Parental control

Students deal with pressure from their parents

Harry Potter never had parents to place pressure on him to do well in school. Even so, he was a student who did not need outside pressure because he found the motivation to work within himself.

Parental pressure can be beneficial or counterproductive, depending on the situation.

At this Muggle school, 56 of the 100 Seahawks polled think their parents put too much pressure on them to be successful academically.

A parent’s need to feel involved in their child’s life is understandable. But, this presence can create a strain on the student. Progress reports have opened a door for many parents to stay remain informed about their children’s progress. Although in some cases this is a useful tool, in other cases it is a cause for great irritation.

“I actually like getting [progress reports] because I know where I stand, and I know what I need to get done,” senior Chiara Sauvage said. “However, I hate that my mom gets them because she nags me.”

Debra David, Sauvage’s mother, wants to ensure her children do not procrastinate.

“I want them to get a certain number of hours of sleep,” David said. “If I don’t push them, they’ll stay up late to finish their homework. I think it’s reasonable for her to do what she can do instead of the minimum.”

From a student perspective, there is a fine line between parental presence and interference.

“I understand why they push me and why they want me to do well, but I already push myself so hard that it just gets annoying when they nag me,” Sauvage said.

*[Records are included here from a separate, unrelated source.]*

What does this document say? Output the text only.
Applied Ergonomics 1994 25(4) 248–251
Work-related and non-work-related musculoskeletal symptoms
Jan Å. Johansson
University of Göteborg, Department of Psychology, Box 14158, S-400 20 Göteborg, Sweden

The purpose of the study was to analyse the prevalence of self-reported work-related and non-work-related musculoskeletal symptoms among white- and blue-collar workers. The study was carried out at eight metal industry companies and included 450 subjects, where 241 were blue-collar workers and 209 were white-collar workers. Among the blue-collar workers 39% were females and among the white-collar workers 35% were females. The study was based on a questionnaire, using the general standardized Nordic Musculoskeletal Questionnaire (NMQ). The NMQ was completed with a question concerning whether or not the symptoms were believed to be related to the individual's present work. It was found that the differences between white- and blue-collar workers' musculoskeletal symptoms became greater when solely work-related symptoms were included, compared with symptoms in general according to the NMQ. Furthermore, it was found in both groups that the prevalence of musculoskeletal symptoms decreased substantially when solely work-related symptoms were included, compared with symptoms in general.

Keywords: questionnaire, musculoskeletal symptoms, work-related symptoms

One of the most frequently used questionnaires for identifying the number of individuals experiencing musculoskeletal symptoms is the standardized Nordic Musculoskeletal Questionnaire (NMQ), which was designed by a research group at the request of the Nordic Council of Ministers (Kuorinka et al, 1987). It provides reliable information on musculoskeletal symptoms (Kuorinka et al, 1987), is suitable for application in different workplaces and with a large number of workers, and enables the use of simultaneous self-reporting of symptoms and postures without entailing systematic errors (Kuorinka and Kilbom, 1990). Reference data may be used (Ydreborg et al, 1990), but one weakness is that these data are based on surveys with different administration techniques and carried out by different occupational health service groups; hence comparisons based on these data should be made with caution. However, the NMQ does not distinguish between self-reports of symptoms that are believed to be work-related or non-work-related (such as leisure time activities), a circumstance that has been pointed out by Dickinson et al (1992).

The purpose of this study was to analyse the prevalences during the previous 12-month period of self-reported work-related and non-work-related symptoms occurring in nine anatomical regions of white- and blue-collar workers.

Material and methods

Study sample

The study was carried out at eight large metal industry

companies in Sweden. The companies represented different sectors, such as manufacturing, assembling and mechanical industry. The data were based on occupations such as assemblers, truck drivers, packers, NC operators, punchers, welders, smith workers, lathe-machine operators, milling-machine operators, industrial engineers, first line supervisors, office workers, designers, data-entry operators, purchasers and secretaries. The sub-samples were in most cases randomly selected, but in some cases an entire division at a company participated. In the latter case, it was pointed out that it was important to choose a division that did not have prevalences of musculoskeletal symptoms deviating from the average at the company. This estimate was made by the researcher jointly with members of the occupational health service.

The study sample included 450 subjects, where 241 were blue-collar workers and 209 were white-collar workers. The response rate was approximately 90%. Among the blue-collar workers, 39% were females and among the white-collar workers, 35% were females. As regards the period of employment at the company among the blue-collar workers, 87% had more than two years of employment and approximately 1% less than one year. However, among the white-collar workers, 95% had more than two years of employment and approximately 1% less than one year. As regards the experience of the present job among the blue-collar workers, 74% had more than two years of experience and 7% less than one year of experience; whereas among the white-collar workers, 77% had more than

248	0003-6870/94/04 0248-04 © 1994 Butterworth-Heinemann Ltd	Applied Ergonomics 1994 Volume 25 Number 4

Junior Katie Heiman also feels the heat from her parents.

“They pressure me to do better, but it also stresses me out,” Heiman said.

Heiman’s mother, Trish Heiman, feels that she tries to “nudge more than pressure” because she wants her daughter to feel as if she is “pressuring herself and doing it for herself, not for her parents.”

Trish Heiman provided justification for the pressure she places on her daughter.

“When you guys grow up and get older, your parents try to step back and let you take charge, but even as you grow up, at this age, sometimes you can’t see the big picture and the full impact that it has on your college career and your future,” Heiman said.

Some students have noticed a decrease in pressure over the years and have found this helpful.

“I think that a couple years ago [my parents] used to pressure me a lot, but now it’s kind of up to me to do well,” senior Sanjna Nag said.

“I think they understand that I’m trying for myself and not because they want it.”

Several Seahawks, including freshman Naeha Ganesan, believe the pressure they face under their parents has reached a balance.

“I feel like if they put any more pressure on me, I’d freak out and if they put any less, I’d be lazy,” Ganesan said.

Director of Student Services Davina Johnson believes in the importance of balance, and it is one of the first points she brings up when talking to parents.

“If the student is saying ‘this is way too much, and I want to do this or that, and it doesn’t necessarily mean I need to take the most rigorous courses in every content area,’ then that’s where I start my advocacy for the student,” Johnson said.

As students make their way from high school to college, the habits they develop are critical for success.

Alumna Manali Sontakke, who now attends the University of Virginia, was satisfied with the amount of pressure her parents placed on her during high school.

“I think that their slight pressure kind of got instilled upon me, and now I push myself academically and manage my time well in college,” Sontakke said. “Actually there’s almost no pressure from them at all anymore. I did really badly on a test, and I was like, oh no this is awful. But then they were like, take it easy. It was the strangest thing.”